Natürlich. Dazu begab ich mich zur "Pilgerbetreuung" auf dem Kapellplatz. Als man dort meine Wegbeschreibung gehört hatte, holte einer spontan den besonderen Pilgerstempel aus der Sakristei, der normalerweise nur bei besonderen Anlässen oder Jubiläen vergeben wird. Eine Medaille gab es obendrein. Auf dem Pilgerpass stand der Anfang des Mariengebets, das auf der Rückseite meines Gebetbuchbildchens abgedruckt ist. War das Zufall? Ein großer Kreis hatte sich geschlossen.

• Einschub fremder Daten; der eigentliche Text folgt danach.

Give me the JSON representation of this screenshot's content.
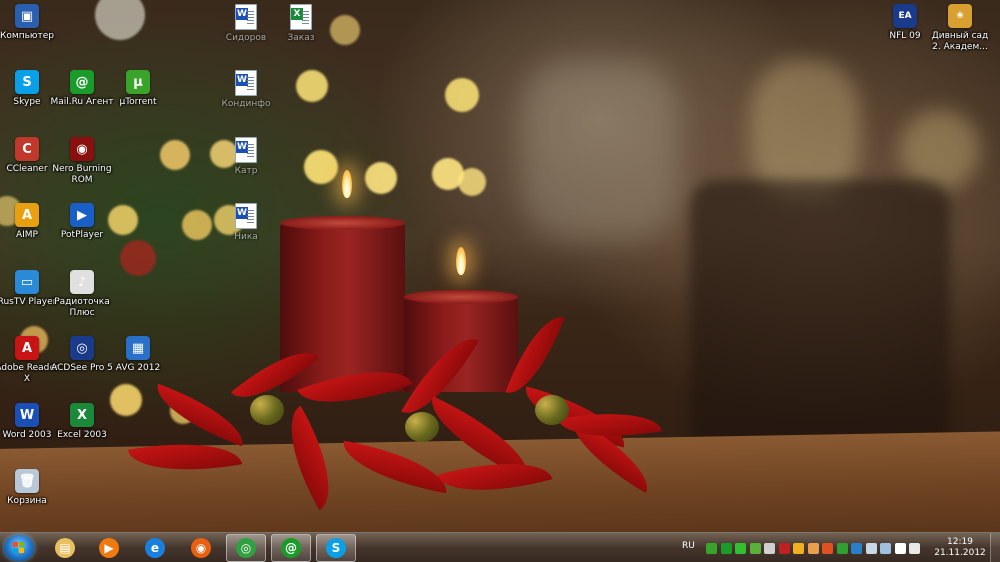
{
  "desktop": {
    "icons_left": [
      {
        "label": "Компьютер",
        "icon": "computer-icon",
        "color": "#2a5fb0",
        "glyph": "▣"
      },
      {
        "label": "Skype",
        "icon": "skype-icon",
        "color": "#0aa0e8",
        "glyph": "S"
      },
      {
        "label": "Mail.Ru Агент",
        "icon": "mailru-agent-icon",
        "color": "#1a9c2a",
        "glyph": "@"
      },
      {
        "label": "µTorrent",
        "icon": "utorrent-icon",
        "color": "#3aa32a",
        "glyph": "µ"
      },
      {
        "label": "CCleaner",
        "icon": "ccleaner-icon",
        "color": "#c0392b",
        "glyph": "C"
      },
      {
        "label": "Nero Burning ROM",
        "icon": "nero-icon",
        "color": "#8a1010",
        "glyph": "◉"
      },
      {
        "label": "AIMP",
        "icon": "aimp-icon",
        "color": "#e8a010",
        "glyph": "A"
      },
      {
        "label": "PotPlayer",
        "icon": "potplayer-icon",
        "color": "#1a5ec8",
        "glyph": "▶"
      },
      {
        "label": "RusTV Player",
        "icon": "rustv-icon",
        "color": "#2a8ad8",
        "glyph": "▭"
      },
      {
        "label": "Радиоточка Плюс",
        "icon": "radio-icon",
        "color": "#e0e0e0",
        "glyph": "♪"
      },
      {
        "label": "Adobe Reader X",
        "icon": "adobe-reader-icon",
        "color": "#c81414",
        "glyph": "A"
      },
      {
        "label": "ACDSee Pro 5",
        "icon": "acdsee-icon",
        "color": "#1a3a8a",
        "glyph": "◎"
      },
      {
        "label": "AVG 2012",
        "icon": "avg-icon",
        "color": "#2a70c8",
        "glyph": "▦"
      },
      {
        "label": "Word 2003",
        "icon": "word-icon",
        "color": "#1a4fb5",
        "glyph": "W"
      },
      {
        "label": "Excel 2003",
        "icon": "excel-icon",
        "color": "#1a8a3a",
        "glyph": "X"
      },
      {
        "label": "Корзина",
        "icon": "recycle-bin-icon",
        "color": "#b8c8d8",
        "glyph": "🗑"
      }
    ],
    "docs_middle": [
      {
        "label": "Сидоров",
        "icon": "word-doc-icon",
        "badge": "W",
        "color": "#1a4fb5"
      },
      {
        "label": "Заказ",
        "icon": "excel-doc-icon",
        "badge": "X",
        "color": "#1a8a3a"
      },
      {
        "label": "Кондинфо",
        "icon": "word-doc-icon",
        "badge": "W",
        "color": "#1a4fb5"
      },
      {
        "label": "Катр",
        "icon": "word-doc-icon",
        "badge": "W",
        "color": "#1a4fb5"
      },
      {
        "label": "Ника",
        "icon": "word-doc-icon",
        "badge": "W",
        "color": "#1a4fb5"
      }
    ],
    "icons_right": [
      {
        "label": "NFL 09",
        "icon": "nfl-icon",
        "color": "#1a3a8a",
        "glyph": "EA"
      },
      {
        "label": "Дивный сад 2. Академ...",
        "icon": "garden-game-icon",
        "color": "#d8a030",
        "glyph": "❀"
      }
    ]
  },
  "taskbar": {
    "start_label": "Start",
    "pinned": [
      {
        "name": "explorer-icon",
        "color": "#e8c060",
        "glyph": "▤"
      },
      {
        "name": "media-player-icon",
        "color": "#f07a10",
        "glyph": "▶"
      },
      {
        "name": "internet-explorer-icon",
        "color": "#1a80e0",
        "glyph": "e"
      },
      {
        "name": "firefox-icon",
        "color": "#e86010",
        "glyph": "◉"
      },
      {
        "name": "chrome-icon",
        "color": "#30a040",
        "glyph": "◎",
        "active": true
      },
      {
        "name": "mailru-agent-icon",
        "color": "#1a9c2a",
        "glyph": "@",
        "active": true
      },
      {
        "name": "skype-icon",
        "color": "#0aa0e8",
        "glyph": "S",
        "active": true
      }
    ],
    "tray": {
      "language": "RU",
      "icons": [
        {
          "name": "utorrent-tray-icon",
          "color": "#3aa32a"
        },
        {
          "name": "mailru-tray-icon",
          "color": "#1a9c2a"
        },
        {
          "name": "skype-tray-icon",
          "color": "#30c030"
        },
        {
          "name": "update-tray-icon",
          "color": "#5ab03a"
        },
        {
          "name": "flag-tray-icon",
          "color": "#d0d0d0"
        },
        {
          "name": "network-tray-icon",
          "color": "#c02020"
        },
        {
          "name": "avg-tray-icon",
          "color": "#f0b020"
        },
        {
          "name": "tool-tray-icon",
          "color": "#e8a050"
        },
        {
          "name": "volume-alert-tray-icon",
          "color": "#e05020"
        },
        {
          "name": "security-tray-icon",
          "color": "#30a030"
        },
        {
          "name": "device-tray-icon",
          "color": "#2a80c8"
        },
        {
          "name": "usb-tray-icon",
          "color": "#c8d8e8"
        },
        {
          "name": "display-tray-icon",
          "color": "#a0c0e0"
        },
        {
          "name": "signal-tray-icon",
          "color": "#ffffff"
        },
        {
          "name": "speaker-tray-icon",
          "color": "#e8e8e8"
        }
      ],
      "clock_time": "12:19",
      "clock_date": "21.11.2012"
    }
  }
}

In der Stiftspfarrkirche besuchten meine Frau und ich noch den "Sensenmann". Nachts hatte ich dann Schwierigkeiten mit dem Schlafen und so stand ich um 4.30 Uhr auf und lief zum Kapellplatz. Ganz romantisch lag die Gnadenkapelle im ersten Morgenlicht da. Niemand weit und breit. Bei meinem Streifzug mit der Kamera um die Kapelle herum bemerkte ich Licht in der Sakristei. Ohne zu zögern trat ich ein. Der Mesner bereitete gerade die Kapelle für die Öffnung um 5.30 Uhr vor. Ich erzählte ihm von meinem Pilgerweg und fragte ihn, ob ich einige Bilder vom Gnadenaltar machen dürfe, was eigentlich verboten ist. Ich hörte wieder ein "Respekt" und er erlaubte es. Bis zur Öffnung war ich völlig alleine, was nochmal ein besonderes Erlebnis für mich war. Ein perfekter Abschluss für eine Pilgerreise. Das Gespräch führte Johanna Blum.